How have I been coping for these last seven years? I avoid these situations. I try to hide. On my bad days, I won’t even leave. Those are those days where I am extremely anxious. When I feel like everyone is pointing at me and laughing in their minds. I can’t go to parties because I feel like people are wondering why someone like me is there because I know I don’t fit in. I don’t speak up in class when I know the answer. I shy away when I am put on the spot. I panic. I don’t talk to people outside my friends and family because I think people wouldn’t want to be my friend. I don’t wear clothing that will attract attention. I don’t wear makeup that makes me stand out. I don’t change the way I look just in case someone may notice. I try to live as secluded as possible, and people assume I like it like that, but I don’t. I wish I wasn’t like the way I was. Where I could wear something that made me feel beautiful or stand out in a good way.

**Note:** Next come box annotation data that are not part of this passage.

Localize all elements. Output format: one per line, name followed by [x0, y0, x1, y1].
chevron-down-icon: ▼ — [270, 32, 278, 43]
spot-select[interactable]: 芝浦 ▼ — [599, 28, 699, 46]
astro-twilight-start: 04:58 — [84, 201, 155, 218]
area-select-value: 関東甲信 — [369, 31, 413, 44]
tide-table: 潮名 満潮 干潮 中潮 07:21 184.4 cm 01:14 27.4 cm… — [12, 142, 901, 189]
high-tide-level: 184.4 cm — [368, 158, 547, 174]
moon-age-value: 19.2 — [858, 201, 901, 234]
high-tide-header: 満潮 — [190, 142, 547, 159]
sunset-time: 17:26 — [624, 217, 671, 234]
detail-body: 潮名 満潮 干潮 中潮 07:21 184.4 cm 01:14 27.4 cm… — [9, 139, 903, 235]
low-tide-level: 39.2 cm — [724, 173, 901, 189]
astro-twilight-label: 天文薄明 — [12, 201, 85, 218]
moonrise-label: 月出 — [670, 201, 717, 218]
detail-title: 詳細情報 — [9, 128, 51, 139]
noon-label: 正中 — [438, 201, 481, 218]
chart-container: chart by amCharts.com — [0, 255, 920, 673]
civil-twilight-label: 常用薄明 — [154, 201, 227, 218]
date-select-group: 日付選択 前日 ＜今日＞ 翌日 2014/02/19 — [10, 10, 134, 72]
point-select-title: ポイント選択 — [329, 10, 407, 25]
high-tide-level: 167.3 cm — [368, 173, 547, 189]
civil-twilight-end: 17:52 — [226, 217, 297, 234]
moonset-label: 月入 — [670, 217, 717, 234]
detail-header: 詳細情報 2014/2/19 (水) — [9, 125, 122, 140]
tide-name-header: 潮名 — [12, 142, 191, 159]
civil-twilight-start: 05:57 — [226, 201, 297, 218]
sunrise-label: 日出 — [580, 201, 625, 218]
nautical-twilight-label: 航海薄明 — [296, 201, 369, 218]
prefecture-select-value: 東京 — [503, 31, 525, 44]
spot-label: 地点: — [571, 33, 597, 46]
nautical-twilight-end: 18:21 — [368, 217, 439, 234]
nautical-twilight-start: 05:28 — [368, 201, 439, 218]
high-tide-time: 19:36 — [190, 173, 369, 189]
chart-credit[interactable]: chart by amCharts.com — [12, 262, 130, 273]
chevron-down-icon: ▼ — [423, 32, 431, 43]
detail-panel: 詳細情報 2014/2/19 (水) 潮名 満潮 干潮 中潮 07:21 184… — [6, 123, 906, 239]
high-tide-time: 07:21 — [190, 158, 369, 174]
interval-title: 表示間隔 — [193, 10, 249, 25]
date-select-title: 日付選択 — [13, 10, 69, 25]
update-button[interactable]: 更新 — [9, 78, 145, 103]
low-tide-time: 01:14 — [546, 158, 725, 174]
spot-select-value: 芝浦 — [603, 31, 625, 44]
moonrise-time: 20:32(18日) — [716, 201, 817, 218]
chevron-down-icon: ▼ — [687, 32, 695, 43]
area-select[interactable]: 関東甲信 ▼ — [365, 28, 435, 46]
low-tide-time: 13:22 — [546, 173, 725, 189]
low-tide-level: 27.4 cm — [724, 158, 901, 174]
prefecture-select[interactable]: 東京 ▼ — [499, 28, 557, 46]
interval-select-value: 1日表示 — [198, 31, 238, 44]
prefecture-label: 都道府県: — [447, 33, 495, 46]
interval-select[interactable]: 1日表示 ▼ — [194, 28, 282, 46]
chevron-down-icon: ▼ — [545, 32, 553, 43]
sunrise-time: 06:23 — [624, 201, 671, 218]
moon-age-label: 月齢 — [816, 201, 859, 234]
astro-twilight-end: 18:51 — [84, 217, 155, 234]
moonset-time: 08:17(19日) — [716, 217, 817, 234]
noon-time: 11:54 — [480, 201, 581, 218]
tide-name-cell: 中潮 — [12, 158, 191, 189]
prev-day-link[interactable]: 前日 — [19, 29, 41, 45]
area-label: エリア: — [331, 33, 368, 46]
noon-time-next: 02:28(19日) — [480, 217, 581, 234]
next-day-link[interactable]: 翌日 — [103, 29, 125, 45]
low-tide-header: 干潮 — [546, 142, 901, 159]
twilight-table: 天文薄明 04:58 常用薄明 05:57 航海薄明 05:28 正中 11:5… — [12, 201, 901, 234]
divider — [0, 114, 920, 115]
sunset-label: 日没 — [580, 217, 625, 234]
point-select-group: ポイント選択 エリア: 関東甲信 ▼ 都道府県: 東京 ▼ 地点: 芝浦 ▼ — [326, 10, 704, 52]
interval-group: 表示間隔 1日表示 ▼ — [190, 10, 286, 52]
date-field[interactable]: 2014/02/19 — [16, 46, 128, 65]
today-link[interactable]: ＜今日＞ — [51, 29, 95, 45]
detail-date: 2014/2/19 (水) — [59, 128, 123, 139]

On good days, I make an effort. I’ll go out and I’ll feel good about myself. I’ll walk through the aisles instead of racing through to avoid human interaction. I’ll talk to the person sitting next to me. I’ll even do it without extreme blushing. But those days are so few that they don’t make up for all the other days. Most of the bad days involve me wishing I wasn’t like the way I was. Wishing I could do things normal people could do without having all these negative thoughts about myself and wondering if everyone else can see my flaws.
It’s a constant struggle living day by day, and now I know I’m not the only one. I’m not defective. I can get help. I feel relieved that there’s a name to the feelings I have had for so long, and I can actually get medical attention to improve something I always thought I could never overcome.